Efficacy in the CustomFlex trial was measured by reduction of light and glare symptoms via questionnaire responses. Safety was measured by loss of CDVA, by adverse events and secondary surgical interventions (Trial Identifier: NCT01860612).

Prior to the clinical trial, Dr. Miller and colleagues needed to file for compassionate-use exemptions from the FDA to implant the CustomFlex—a process he says requires submitting at least 11 different documents, followed by an IRB application. In early 2017, after the trial for the CustomFlex in the PMA cohort concluded, the manufacturer was allowed to run the continued-access study, which Dr. Miller anticipates will continue for another year or so. “Now all the reports are being generated to file with the FDA to get a formal approval on the clinical trial,” he says.

Eventual FDA approvals will mean little if patients can’t afford the CustomFlex or Morcher devices, Dr. Miller cautions. “Once we get the first device approved, the next problem is going to be getting insurance companies to pay for these things—especially the CustomFlex at $5,000 a pop,” he notes. “You can imagine the pushback we’re going to see from insurers.
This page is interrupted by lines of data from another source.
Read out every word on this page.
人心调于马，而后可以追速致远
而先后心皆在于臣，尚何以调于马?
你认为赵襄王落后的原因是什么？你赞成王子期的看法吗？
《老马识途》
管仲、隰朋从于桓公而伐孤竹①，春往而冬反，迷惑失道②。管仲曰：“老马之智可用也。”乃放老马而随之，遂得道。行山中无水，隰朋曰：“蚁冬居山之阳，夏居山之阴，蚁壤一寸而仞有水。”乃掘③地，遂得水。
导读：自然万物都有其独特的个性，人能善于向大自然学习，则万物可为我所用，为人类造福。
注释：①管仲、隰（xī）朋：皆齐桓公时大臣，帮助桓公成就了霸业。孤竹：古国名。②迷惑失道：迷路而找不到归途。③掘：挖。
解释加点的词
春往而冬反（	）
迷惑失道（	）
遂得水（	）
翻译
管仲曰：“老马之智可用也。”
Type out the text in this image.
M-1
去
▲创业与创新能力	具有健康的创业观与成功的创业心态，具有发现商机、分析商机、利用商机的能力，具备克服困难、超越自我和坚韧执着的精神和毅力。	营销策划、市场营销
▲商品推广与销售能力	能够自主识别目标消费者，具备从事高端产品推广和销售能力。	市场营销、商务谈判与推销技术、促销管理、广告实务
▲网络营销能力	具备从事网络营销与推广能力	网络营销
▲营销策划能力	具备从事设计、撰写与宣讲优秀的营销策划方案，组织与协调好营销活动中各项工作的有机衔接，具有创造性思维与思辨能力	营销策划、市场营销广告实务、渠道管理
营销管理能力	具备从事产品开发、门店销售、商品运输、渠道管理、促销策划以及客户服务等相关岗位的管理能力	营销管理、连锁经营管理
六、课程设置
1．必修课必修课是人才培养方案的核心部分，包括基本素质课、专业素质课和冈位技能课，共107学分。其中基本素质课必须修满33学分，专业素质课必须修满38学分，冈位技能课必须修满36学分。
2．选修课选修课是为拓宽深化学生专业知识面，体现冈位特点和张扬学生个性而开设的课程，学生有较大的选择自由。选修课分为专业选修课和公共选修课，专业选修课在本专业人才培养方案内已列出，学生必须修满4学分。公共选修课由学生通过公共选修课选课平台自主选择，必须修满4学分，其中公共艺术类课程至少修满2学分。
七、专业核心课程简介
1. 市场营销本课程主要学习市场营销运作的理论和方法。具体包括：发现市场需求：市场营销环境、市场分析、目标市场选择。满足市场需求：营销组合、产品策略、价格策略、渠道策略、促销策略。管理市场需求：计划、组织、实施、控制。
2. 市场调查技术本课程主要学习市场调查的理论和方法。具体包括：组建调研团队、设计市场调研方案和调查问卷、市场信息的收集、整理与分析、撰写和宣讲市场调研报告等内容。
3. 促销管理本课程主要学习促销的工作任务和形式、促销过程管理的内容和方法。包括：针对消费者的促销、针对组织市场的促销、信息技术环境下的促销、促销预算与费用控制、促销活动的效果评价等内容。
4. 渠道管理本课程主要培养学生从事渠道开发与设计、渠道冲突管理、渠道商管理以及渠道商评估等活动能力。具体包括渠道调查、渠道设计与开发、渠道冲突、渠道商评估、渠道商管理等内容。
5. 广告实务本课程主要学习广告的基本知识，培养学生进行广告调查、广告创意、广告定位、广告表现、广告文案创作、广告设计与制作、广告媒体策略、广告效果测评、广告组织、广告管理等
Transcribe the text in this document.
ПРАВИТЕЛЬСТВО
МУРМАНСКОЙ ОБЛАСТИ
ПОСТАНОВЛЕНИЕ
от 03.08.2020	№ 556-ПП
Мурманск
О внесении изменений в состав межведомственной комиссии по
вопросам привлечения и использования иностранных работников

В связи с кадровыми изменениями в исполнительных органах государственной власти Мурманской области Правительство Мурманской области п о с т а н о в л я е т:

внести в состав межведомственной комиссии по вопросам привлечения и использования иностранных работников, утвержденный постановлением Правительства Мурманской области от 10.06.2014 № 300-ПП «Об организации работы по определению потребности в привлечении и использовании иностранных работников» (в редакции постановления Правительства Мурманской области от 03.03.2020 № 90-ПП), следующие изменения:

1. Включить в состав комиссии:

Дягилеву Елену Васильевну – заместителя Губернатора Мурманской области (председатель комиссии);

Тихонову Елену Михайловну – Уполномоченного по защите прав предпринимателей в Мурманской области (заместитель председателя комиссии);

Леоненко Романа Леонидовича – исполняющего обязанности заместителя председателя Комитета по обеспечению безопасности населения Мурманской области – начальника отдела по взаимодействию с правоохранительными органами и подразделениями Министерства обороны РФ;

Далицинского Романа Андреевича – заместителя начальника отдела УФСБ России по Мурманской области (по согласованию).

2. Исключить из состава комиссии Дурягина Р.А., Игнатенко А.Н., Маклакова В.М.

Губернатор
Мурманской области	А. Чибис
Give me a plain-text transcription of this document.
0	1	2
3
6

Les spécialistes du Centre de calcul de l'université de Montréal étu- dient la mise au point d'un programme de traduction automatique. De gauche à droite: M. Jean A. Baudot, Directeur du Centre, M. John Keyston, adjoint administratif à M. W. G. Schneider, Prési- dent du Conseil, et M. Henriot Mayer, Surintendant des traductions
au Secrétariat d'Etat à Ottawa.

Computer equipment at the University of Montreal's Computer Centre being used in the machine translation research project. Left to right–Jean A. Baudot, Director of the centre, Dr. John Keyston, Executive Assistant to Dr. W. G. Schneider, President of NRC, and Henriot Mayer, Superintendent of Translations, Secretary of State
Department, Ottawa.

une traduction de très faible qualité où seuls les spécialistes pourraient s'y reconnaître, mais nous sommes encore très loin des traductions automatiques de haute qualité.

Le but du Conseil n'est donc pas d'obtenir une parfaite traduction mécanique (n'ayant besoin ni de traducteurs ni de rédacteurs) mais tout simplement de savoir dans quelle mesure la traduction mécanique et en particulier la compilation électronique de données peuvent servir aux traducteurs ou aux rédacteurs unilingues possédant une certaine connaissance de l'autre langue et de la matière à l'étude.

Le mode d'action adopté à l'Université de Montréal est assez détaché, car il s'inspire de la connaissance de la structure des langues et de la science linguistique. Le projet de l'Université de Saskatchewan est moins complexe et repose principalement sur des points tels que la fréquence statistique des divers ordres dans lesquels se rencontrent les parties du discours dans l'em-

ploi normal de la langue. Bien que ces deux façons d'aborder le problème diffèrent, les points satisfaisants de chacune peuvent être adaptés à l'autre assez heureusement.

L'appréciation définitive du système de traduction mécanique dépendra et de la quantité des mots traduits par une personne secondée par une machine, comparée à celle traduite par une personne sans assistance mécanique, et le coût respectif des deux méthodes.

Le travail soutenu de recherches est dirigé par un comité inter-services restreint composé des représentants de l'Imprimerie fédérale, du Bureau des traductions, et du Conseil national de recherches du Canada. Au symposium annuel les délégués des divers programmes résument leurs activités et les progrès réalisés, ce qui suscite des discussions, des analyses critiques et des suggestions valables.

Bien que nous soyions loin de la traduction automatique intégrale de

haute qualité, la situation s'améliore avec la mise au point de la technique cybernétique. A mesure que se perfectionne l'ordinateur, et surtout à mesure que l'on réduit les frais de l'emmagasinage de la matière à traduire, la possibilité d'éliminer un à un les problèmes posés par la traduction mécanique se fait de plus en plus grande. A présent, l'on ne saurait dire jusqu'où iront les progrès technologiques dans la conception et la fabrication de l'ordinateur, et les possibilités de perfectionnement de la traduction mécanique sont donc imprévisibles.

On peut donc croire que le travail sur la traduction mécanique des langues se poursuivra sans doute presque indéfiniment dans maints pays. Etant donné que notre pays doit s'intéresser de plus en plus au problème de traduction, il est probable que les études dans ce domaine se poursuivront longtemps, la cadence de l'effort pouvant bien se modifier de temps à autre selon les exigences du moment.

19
“In addition to getting insurance companies to foot the bill for the surgery and the cost of the device, another problem in rolling these devices out is going to be that of training surgeons to use them and avoid all the potential pitfalls,” Dr. Miller continues.  “All the surgeons in the clinical trial are really world-class surgeons; they’ve had something of a near-fellowship in the use of these implants. Teaching surgeons how to use the iris devices properly is going to be the final mountain to overcome.”

To that end, Dr. Miller and colleagues offer artificial iris device implantation courses at international meetings for surgeons who want to get ready for the coming technology. “I run one at the ASCRS, Academy, and ESCRS meetings. We get the word out,” he says.  REVIEW

Dr. Miller is an investigator for Morcher GmbH and HumanOptics AG, and has served as an investigator for Ophtec BV. He has not received remuneration in any of these roles.

1. Olson MD, Masket S, Miller KM. Interim results of a compassionate-use clinical trial of Morcher iris diaphragm implantation: Report 1. J Cataract Refract Surg 2008;34;10:1674-80.
2. Date RC, Olson MD, Shah M, Masket S, Miller KM. Outcomes of a modified capsular tension ring with a single black occluder paddle for eyes with congenital and acquired iris defects: Report 2. J Cataract Refract Surg 2015;41;9:1934-44.
3. Miller KM, Nicoli CM, Olson MD, Shah M, Masket S. Outcomes of implantation of modified capsule tension rings with multiple black occluder paddles for eyes with congenital and acquired iris defects: Report 3. J Cataract Refract Surg 2016;42;6:870-8.
4. Price MO, Price Jr FW, Chang DF, Kelley K, Olson MD, Miller KM. Ophtec iris reconstruction lens United States clinical trial phase I. Ophthalmology 2004;111:1847-52.